The remaining 10–15% of patients are at risk of developing chronic LBP, defined as disabling LBP that lasts longer than 3 months and does not resolve spontaneously.1,5 Symptoms and unsatisfactory pain treatments themselves become a source of disability and have a major impact upon patients’ lives, families, and jobs. These LBP sufferers generate the vast majority (90%) of the social costs related to LBP.1,5,42 In these patients, examining the causes of LBP means considering the factors that contribute to the persistence of pain over time, and preclude full recovery, i.e. the so-called risk factors.
Risk factors for chronic low back pain
Individual risk factors
The strongest associations are previous LBP and age,43 while weaker associations were found with gender,44 weight,45 and smoking.46 There was little evidence for an association between level of fitness47 or radiographic abnormalities and chronic LBP (Fig. 76.1).48,49
Physical and biomechanical risk factors
Physical and biomechanical risk factors50,51 have been shown to only weakly correlate with LBP. Only a few studies support the possibility that there is a causal relationship between chronic LBP and physical workload in the workplace.52,53 The most frequently reported variables include heavy lifting,54 motor vehicle driving,55 whole-body vibration,56 excessive spinal loading,57,58 and awkward postures.59
Psychosocial risk factors
Psychosocial risk factors,1,60,61 specifically job dissatisfaction, are an important predictor of chronic LBP. Their relative importance when compared to physical factors is unclear, but there is increasing empirical evidence linking LBP with psychosocial risk factors. The main psychosocial predictors are: work characteristics (job satisfaction and level of commitment), disability benefit, previous LBP treatment and patient satisfaction, and level of education. In particular, job satisfaction and social aspects were the factors found to be the most significant with respect to the development of severe LBP.
Psychosocial problems are likely more significant than biological factors in the development of persistent low back pain rather than its onset.1,2,48 Patients who say that they are in poor health, describe general symptoms, and say that they always feel ill (illness behavior) are more likely to have chronic pain, despite receiving the usual pain treatments.

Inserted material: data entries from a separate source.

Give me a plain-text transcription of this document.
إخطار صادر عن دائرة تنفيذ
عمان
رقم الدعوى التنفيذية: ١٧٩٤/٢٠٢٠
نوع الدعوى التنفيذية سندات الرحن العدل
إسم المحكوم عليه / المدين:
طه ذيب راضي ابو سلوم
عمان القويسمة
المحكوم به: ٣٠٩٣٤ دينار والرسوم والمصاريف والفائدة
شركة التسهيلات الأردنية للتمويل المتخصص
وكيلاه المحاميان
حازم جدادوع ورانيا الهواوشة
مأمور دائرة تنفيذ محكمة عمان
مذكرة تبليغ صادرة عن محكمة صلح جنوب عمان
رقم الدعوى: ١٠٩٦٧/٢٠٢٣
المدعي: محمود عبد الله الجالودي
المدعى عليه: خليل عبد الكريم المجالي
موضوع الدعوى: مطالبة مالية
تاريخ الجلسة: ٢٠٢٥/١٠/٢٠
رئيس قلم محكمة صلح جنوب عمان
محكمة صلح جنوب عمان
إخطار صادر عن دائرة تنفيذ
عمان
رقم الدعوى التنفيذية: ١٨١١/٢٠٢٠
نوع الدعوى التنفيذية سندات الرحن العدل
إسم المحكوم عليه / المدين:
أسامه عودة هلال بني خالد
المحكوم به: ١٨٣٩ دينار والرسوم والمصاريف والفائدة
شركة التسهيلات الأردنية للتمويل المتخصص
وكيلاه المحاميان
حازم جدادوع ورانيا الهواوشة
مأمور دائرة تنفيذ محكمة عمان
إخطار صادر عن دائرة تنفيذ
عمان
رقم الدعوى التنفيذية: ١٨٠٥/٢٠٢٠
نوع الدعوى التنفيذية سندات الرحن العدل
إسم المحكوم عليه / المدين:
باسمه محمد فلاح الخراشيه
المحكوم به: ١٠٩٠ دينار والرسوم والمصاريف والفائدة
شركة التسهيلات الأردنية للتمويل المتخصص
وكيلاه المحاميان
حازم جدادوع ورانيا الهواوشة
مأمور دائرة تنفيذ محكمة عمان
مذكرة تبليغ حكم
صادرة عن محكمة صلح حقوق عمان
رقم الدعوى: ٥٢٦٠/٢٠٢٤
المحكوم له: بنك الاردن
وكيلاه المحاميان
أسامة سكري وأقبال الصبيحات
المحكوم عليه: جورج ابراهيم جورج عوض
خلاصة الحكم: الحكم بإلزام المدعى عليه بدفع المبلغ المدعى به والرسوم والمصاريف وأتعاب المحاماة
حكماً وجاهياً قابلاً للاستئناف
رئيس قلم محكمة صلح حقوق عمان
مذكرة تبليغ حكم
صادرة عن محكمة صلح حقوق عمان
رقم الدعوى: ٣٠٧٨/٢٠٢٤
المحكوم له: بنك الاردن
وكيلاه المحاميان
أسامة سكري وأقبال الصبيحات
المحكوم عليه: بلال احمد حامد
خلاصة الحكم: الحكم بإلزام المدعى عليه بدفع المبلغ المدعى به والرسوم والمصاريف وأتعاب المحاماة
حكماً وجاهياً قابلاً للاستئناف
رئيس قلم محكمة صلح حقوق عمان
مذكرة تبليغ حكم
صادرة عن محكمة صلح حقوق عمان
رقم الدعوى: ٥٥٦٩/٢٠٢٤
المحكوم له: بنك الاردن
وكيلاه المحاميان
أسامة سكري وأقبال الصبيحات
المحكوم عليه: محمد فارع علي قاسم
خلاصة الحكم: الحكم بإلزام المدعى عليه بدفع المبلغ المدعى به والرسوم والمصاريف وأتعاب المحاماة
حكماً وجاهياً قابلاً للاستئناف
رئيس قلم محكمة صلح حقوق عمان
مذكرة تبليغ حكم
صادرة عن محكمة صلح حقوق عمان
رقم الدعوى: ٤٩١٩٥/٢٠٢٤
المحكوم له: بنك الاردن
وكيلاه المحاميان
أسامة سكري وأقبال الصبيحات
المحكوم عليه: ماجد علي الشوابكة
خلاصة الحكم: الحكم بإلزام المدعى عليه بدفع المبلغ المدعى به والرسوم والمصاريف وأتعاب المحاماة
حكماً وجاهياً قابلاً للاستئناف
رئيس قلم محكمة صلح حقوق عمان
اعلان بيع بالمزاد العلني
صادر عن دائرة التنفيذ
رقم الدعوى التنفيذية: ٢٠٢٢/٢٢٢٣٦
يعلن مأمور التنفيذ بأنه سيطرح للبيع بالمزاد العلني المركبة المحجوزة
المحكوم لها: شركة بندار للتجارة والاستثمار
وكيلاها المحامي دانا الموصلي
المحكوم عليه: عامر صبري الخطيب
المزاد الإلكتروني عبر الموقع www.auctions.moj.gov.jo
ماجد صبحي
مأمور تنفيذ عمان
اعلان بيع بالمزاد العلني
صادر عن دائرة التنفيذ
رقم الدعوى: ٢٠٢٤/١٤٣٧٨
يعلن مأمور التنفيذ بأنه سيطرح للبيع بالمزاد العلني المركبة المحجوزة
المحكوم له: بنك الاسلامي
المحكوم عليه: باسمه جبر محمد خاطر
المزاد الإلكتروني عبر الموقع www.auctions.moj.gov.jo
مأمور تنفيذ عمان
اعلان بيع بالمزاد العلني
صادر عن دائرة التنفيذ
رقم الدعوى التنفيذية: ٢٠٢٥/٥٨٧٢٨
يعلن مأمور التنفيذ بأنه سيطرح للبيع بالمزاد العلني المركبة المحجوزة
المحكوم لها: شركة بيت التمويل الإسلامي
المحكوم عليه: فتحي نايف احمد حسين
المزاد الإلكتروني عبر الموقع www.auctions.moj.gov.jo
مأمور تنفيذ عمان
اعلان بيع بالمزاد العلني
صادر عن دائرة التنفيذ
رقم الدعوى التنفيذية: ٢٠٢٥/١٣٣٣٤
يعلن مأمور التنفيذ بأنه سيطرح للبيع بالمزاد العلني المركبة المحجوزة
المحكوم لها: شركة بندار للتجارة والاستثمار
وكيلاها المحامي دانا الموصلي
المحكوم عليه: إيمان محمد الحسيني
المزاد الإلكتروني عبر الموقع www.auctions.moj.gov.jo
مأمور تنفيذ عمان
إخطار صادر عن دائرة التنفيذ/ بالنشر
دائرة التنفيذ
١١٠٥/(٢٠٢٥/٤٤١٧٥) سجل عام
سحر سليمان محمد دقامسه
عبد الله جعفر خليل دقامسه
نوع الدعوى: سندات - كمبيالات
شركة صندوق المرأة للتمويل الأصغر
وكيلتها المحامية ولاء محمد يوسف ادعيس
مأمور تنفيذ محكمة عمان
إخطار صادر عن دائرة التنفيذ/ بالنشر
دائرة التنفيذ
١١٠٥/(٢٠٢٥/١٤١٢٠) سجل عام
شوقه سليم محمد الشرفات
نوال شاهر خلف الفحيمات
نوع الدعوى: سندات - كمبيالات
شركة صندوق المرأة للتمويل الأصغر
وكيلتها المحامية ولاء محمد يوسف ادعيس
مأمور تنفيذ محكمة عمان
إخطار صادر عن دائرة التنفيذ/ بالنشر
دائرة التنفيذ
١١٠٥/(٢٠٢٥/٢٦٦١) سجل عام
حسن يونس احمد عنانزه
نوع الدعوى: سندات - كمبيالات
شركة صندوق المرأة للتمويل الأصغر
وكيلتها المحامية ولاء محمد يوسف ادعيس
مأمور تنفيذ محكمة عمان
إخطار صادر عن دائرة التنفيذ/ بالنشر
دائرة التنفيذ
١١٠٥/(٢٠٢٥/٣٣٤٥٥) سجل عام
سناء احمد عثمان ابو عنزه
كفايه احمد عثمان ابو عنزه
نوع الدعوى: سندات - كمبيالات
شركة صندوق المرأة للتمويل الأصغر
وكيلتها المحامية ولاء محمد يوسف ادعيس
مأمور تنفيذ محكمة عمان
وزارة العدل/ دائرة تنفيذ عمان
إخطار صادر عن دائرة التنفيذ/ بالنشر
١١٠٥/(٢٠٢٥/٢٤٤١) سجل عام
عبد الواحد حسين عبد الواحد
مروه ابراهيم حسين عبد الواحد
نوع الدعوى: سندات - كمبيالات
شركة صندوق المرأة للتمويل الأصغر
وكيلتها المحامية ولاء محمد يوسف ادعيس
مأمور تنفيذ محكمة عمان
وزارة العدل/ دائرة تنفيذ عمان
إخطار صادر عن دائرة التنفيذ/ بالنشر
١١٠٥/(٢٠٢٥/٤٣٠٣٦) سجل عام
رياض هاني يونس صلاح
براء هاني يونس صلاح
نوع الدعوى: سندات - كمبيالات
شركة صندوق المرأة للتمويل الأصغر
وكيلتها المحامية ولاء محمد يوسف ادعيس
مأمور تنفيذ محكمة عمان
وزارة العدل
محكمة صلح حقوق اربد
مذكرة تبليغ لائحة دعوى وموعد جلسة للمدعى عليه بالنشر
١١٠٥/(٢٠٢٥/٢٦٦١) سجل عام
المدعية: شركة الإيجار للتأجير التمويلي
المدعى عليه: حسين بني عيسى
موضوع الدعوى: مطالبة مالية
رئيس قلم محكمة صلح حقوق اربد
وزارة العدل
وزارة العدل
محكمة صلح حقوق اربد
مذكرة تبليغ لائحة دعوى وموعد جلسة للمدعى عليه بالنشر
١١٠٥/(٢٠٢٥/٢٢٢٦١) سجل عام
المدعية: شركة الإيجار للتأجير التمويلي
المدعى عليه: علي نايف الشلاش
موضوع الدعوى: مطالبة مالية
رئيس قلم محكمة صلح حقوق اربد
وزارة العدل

The symptoms they report seem to reflect a psychological condition more than a biological aspect of their original LBP. Most authors reported that, after only 1 year, the severity of initial LBP no longer shows a relationship with disability status.62,63 This underscores how psychosocial variables play an important role in pain perception and its evolution, once the chronic phase has been entered. There seems to be a significant, and predominant, psychosocial component underpinning prolonged disability secondary to LBP.
As indicated by Waddel in 1987,2,64,65 chronic LBP is a complex psycho-socio-economic phenomenon. Psychosocial factors do not only play a significant role in determining which injured workers will develop chronic LBP and any disability, but they also interact closely with physical/dysfunctional factors in determining the very onset of disability.